Die „Operation Rubikon“ soll 23 Jahre, von 1970 bis 1993, gelaufen sein. 1970 haben CIA und BND gemeinsam die Crypto AG erworben, den damaligen Marktführer für Chiffriergeräte. Der BND sei 1993 aus der Aktion Rubikon ausgestiegen, die CIA soll die Spionagesoftware noch bis 2018 verkauft und verwendet haben.

Die dadurch erhaltenen Informationen hätten etwa eine entscheidende Rolle bei den Camp-David-Verhandlungen zwischen Israelis und Palästinensern 1979, bei den Verhandlungen über die amerikanischen Geiseln im Iran 1981 und bei der US-Invasion in Panama 1989 gespielt. Zeitweise hätten CIA und BND mindestens 50, wenn nicht 70 Prozent ihrer Aufklärungsergebnisse den manipulierten Crypto-Geräten zu verdanken gehabt.

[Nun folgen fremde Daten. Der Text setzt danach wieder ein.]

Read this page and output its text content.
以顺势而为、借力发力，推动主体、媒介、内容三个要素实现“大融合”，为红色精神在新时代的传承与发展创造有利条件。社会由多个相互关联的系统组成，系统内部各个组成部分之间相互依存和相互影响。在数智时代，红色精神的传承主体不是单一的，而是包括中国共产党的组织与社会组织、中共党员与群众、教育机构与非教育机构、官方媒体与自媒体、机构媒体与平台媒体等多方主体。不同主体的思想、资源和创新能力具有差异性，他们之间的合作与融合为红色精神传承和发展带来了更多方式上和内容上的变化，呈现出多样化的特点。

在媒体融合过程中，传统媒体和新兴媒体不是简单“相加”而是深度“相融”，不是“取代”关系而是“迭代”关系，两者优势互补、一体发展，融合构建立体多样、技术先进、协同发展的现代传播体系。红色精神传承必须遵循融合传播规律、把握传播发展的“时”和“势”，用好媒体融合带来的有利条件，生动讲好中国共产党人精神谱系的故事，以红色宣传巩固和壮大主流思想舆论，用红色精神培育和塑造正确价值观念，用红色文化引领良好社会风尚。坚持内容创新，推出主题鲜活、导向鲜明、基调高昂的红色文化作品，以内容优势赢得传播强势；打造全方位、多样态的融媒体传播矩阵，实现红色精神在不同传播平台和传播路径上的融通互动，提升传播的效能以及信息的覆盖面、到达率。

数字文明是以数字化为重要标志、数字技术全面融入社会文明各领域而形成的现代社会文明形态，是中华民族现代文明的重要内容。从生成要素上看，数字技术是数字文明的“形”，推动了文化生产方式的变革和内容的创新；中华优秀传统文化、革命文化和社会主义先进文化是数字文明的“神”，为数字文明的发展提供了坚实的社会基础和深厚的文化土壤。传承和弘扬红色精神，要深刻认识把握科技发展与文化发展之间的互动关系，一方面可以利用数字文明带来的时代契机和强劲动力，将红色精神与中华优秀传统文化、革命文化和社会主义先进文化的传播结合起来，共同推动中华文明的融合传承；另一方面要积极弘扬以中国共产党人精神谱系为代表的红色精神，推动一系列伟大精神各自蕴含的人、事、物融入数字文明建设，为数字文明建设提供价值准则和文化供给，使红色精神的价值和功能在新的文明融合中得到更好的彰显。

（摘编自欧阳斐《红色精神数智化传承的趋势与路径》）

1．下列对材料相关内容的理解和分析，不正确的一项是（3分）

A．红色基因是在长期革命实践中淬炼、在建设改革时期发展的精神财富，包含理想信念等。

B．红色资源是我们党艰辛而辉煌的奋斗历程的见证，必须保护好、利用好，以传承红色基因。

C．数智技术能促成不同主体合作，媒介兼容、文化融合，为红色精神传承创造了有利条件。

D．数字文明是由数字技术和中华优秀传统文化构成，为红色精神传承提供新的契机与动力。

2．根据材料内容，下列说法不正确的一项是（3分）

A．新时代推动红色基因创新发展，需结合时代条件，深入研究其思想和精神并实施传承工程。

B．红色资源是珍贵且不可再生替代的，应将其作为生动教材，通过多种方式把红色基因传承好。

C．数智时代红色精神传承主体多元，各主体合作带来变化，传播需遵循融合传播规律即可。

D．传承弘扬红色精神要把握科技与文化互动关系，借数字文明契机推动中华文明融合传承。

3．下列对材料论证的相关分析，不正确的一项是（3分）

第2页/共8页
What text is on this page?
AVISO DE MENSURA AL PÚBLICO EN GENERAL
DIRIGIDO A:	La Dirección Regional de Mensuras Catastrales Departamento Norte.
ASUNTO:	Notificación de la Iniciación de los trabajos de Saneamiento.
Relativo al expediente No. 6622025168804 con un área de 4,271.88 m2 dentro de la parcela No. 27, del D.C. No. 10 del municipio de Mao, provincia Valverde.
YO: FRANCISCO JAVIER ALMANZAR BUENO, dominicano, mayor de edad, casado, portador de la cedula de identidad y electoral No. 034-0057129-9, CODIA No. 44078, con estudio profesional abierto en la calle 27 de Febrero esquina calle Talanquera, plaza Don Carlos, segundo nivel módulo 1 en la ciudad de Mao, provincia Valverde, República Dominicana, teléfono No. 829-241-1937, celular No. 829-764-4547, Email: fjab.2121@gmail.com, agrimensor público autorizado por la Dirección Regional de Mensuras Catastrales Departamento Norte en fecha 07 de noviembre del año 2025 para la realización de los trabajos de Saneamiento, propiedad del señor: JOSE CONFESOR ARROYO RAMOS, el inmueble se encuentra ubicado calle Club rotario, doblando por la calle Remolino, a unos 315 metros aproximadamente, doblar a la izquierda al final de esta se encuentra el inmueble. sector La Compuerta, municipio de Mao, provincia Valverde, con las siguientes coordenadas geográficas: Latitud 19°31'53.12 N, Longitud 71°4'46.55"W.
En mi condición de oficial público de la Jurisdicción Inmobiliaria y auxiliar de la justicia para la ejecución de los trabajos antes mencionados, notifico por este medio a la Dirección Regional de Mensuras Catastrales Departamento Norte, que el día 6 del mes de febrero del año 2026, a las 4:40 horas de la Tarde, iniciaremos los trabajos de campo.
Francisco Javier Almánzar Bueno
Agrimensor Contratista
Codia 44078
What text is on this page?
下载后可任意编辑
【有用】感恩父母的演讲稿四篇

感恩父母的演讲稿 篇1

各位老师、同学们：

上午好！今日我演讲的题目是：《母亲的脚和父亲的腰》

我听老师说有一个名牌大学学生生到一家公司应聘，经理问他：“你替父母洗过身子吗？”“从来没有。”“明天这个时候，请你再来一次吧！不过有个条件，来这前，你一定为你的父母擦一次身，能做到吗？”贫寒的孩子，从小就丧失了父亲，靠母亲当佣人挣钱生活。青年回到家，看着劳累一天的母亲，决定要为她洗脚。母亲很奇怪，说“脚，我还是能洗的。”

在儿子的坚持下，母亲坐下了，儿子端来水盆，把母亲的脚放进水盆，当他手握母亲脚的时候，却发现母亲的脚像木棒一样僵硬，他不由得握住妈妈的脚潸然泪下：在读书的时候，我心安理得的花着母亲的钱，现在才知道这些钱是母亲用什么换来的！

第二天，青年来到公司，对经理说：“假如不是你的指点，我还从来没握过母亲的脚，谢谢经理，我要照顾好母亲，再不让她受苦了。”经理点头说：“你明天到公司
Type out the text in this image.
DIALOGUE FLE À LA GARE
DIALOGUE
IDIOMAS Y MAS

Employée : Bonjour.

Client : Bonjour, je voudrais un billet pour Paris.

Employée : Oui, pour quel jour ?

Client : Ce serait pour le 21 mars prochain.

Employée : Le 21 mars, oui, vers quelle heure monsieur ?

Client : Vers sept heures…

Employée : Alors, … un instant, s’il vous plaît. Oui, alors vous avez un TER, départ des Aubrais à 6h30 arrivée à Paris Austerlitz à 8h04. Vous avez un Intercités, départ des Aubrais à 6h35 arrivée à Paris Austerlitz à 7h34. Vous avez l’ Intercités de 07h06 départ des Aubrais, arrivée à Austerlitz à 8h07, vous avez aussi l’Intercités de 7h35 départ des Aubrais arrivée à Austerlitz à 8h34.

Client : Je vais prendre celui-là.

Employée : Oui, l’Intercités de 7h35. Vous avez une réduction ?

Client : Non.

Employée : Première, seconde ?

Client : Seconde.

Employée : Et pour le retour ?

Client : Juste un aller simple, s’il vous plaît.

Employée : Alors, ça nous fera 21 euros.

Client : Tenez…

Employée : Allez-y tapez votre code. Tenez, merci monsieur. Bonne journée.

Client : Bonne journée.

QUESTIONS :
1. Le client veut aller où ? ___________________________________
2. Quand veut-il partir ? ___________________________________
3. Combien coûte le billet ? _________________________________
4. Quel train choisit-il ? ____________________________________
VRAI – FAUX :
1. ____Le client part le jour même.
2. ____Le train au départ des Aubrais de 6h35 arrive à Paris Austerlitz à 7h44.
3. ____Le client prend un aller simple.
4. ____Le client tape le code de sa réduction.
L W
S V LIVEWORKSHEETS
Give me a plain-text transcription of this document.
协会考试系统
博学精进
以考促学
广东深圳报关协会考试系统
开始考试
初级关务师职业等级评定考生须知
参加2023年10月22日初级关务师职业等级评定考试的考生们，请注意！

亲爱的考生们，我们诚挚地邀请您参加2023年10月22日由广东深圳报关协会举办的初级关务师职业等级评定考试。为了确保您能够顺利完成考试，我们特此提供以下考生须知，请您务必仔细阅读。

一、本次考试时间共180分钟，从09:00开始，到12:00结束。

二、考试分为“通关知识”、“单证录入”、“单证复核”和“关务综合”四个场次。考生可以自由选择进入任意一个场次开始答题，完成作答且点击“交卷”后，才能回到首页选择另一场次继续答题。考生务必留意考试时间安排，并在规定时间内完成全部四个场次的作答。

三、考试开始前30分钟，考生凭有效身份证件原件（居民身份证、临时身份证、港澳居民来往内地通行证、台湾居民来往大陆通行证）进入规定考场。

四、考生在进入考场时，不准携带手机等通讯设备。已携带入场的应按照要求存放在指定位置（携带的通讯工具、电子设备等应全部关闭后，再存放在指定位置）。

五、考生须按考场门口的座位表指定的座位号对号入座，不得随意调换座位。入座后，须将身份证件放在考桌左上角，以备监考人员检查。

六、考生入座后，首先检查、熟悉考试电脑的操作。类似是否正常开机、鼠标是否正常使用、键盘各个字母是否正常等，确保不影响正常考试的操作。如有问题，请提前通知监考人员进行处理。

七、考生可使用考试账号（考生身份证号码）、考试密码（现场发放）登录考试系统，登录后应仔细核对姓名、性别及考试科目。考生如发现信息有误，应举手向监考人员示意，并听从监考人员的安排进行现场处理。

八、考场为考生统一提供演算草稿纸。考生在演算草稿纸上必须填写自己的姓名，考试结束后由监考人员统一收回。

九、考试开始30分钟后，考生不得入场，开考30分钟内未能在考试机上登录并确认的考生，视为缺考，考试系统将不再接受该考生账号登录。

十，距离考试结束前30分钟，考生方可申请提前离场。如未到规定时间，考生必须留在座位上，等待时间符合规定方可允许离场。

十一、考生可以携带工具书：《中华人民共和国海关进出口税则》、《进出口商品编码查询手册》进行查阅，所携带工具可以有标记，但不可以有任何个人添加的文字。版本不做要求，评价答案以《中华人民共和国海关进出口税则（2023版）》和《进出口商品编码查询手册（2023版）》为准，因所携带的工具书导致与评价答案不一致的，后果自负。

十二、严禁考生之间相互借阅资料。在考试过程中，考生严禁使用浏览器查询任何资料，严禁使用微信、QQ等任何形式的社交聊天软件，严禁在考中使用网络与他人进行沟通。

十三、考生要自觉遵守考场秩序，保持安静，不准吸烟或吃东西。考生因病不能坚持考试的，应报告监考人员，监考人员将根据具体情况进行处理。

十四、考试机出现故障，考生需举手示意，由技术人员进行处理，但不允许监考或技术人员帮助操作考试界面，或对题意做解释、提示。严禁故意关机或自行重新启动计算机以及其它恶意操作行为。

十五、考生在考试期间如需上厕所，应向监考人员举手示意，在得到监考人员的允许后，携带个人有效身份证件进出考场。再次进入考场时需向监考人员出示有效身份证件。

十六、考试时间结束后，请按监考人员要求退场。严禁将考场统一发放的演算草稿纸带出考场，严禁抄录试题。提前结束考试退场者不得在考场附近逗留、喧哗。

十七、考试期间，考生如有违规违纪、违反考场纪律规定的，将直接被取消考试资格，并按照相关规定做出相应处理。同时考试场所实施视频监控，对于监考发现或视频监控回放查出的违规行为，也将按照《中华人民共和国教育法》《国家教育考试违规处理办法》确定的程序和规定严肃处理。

Ob Österreich tatsächlich abgehört wurde, ist unterdessen unklar. Zwar steht laut der Recherche des ZDF fest, dass Österreich manipulierte Geräte gekauft hat. Doch hätten österreichische Stellen deren „Knackbarkeit“ erkannt. Der deutsche „Plan“ sei „zu transparent“ gewesen, weshalb einige Kunden, darunter Österreich und das damalige Jugoslawien, die „Lesbarkeit“ der Maschine erkannt hätten. Unklar ist nur, wann Österreich dies erkannt habe. Das Verteidigungsministerium in Wien wollte unterdessen keine Stellungnahme abgeben. Die operative Arbeit, etwa jene des Heeresnachrichtenamtes, kommentiere man grundsätzlich nicht, erklärte Ministeriumssprecher Michael Bauer. Die Neos haben in Bezug auf die Causa bereits eine parlamentarische Anfrage gestellt.

Informationen aus Österreich seien für BND und CIA allenfalls aufgrund der geopolitischen Lage, der Rolle im Kalten Krieg und wegen des dritten UNO-Sitzes der Welt von Interesse, erklärt Beer. „Der Grund ist nicht die österreichische Innenpolitik, sondern Österreich als Begegnungsort, wo Informationen vorhanden sind und abgeschöpft werden können“, so der Geheimdienstexperte.

Nach den Enthüllungen fordern Schweizer Politiker nun einen Untersuchungsausschuss. Denn aus den Dokumenten gehe hervor, dass die Schweizer Geheimdienste in die Operation eingeweiht waren. Und auch in Deutschland verlangen Abgeordnete nun Aufklärung in der Causa.